Knowing she would see her name in lights, Rita Moreno became a darling of the Broadway stage. She broke everyone’s hearts in her portrayal of Anita in West Side Story in 1961, launching her into stardom. But she didn’t stop there; her various roles earned her numerous Emmys, Kennedy Center Honors, a Golden Globe Award, a Tony award, Grammys, a Presidential Medal of Freedom, Academy Awards, and an Oscar. If you couldn’t keep up with her whirlwind stardom, that makes her one of the few EGOTs in the world! Her fast track to history-making Broadway fame started with winning an Oscar for Best Supporting Actress as the first ever Hispanic American woman to win an Academy Award. Rita is still earning accolades and fans with every passing day!

Dolores Huerta, 1930

Dolores Huerta is a fighter. She founded the United Farm Workers organization and has used that platform to fight for the rights of agricultural workers. She identified the gap in safe working conditions and fair contracts; she sought to eliminate harmful pesticides and fought for worker benefits, including healthcare and unemployment aid. She has been a leader in seeking working rights for decades, founding organizations like the Dolores Huerta Foundation in 2002 and leading strikes like the Delano Grape Strike in 1965. Her tireless work earned her the inaugural Eleanor Roosevelt Award for Human Rights in 1998 and the Presidential Medal of Freedom in 2012.

Cesar Chavez, 1927–1993

A labor leader, civil rights activist, and a navy man, Cesar Chavez accomplished many things in his time. As a Mexican American, Chavez always knew his fair share of oppression and was faced with inequality in the workplace. The focus of his activism was primarily on farm workers’ rights. He worked in the Community Service Organization in California, and there he met Dolores Huerta; they co-founded the National Farm Workers Association for Hispanic working rights. He was awarded the Presidential Medal of Freedom for his service, and his activism led the way for today's rights movements.

Guy Gabaldon, 1926–2006

Guy Gabaldon was born during the interim of the World Wars. Unbeknownst to him and his foster family, at just the young age of 18, Gabaldon would make history. His foster family was Japanese, and they taught him basic Japanese in the seven years he lived with them. Tragically, his foster family was taken to concentration camps when World War II struck. Gabaldon was, of course, too young to enlist at the time, but at 18, he became a marine and was stationed in the South Pacific. Because of his family’s educational efforts, Gabaldon was able to negotiate with Japanese soldiers in Japanese for the peaceful surrender of approximately 1,500 soldiers and civilians. He was nicknamed the Pied Piper of Saipan, won both the Purple Heart and the Navy Cross, and lived a long life afterward as one of history’s most remarkable negotiators.

Jovita Idár, 1885–1946

A woman who walked so feminists of today could run, Jovita Idár was an activist all her life. She was a Mexican American woman who diligently fought for her rights and others sharing her background. But her biggest splash in history was her public condemnation of Woodrow Wilson’s decision to send US troops to the border. Using her father’s paper for the publication of this outcry resulted in Texas rangers showing up on her doorstep to shut down the paper. But Idár refused to relent, literally standing in the way of the rangers until they eventually left. Unfortunately, they later were able to stop the paper's publication, but Idár never stopped her fight for the equal rights of women and underrepresented people.

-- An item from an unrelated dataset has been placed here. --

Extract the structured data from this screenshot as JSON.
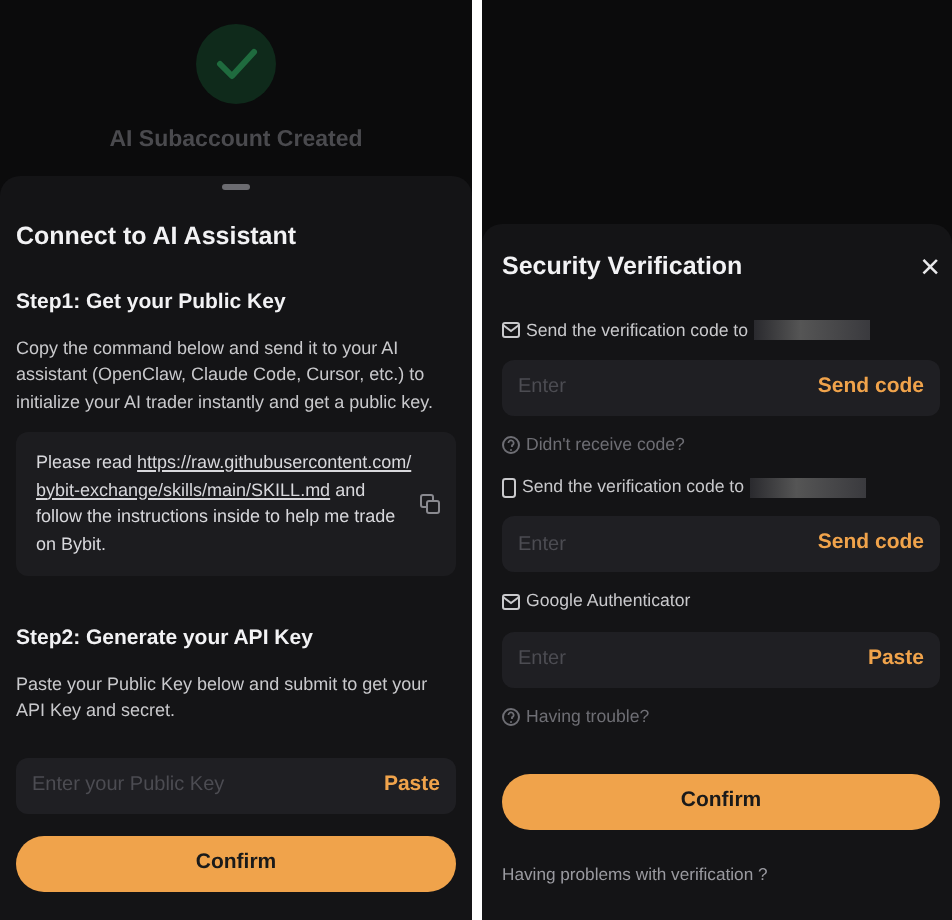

Octaviano Larrazola, 1859–1930

Octaviano Larrazola was born in Chihuahua, Mexico in 1859. His family immigrated to the United States when he was a child, and there he was raised in New Mexico. He sought a life of politics after seeing the disparity between his people and that of more privileged communities. Through his life of political action, he sought equal treatment for Hispanic Americans and was known as a “champion of civil rights.” In 1918, he was elected as the fourth governor of New Mexico, and in 1928, he was elected as the first Hispanic American to serve in the US Senate.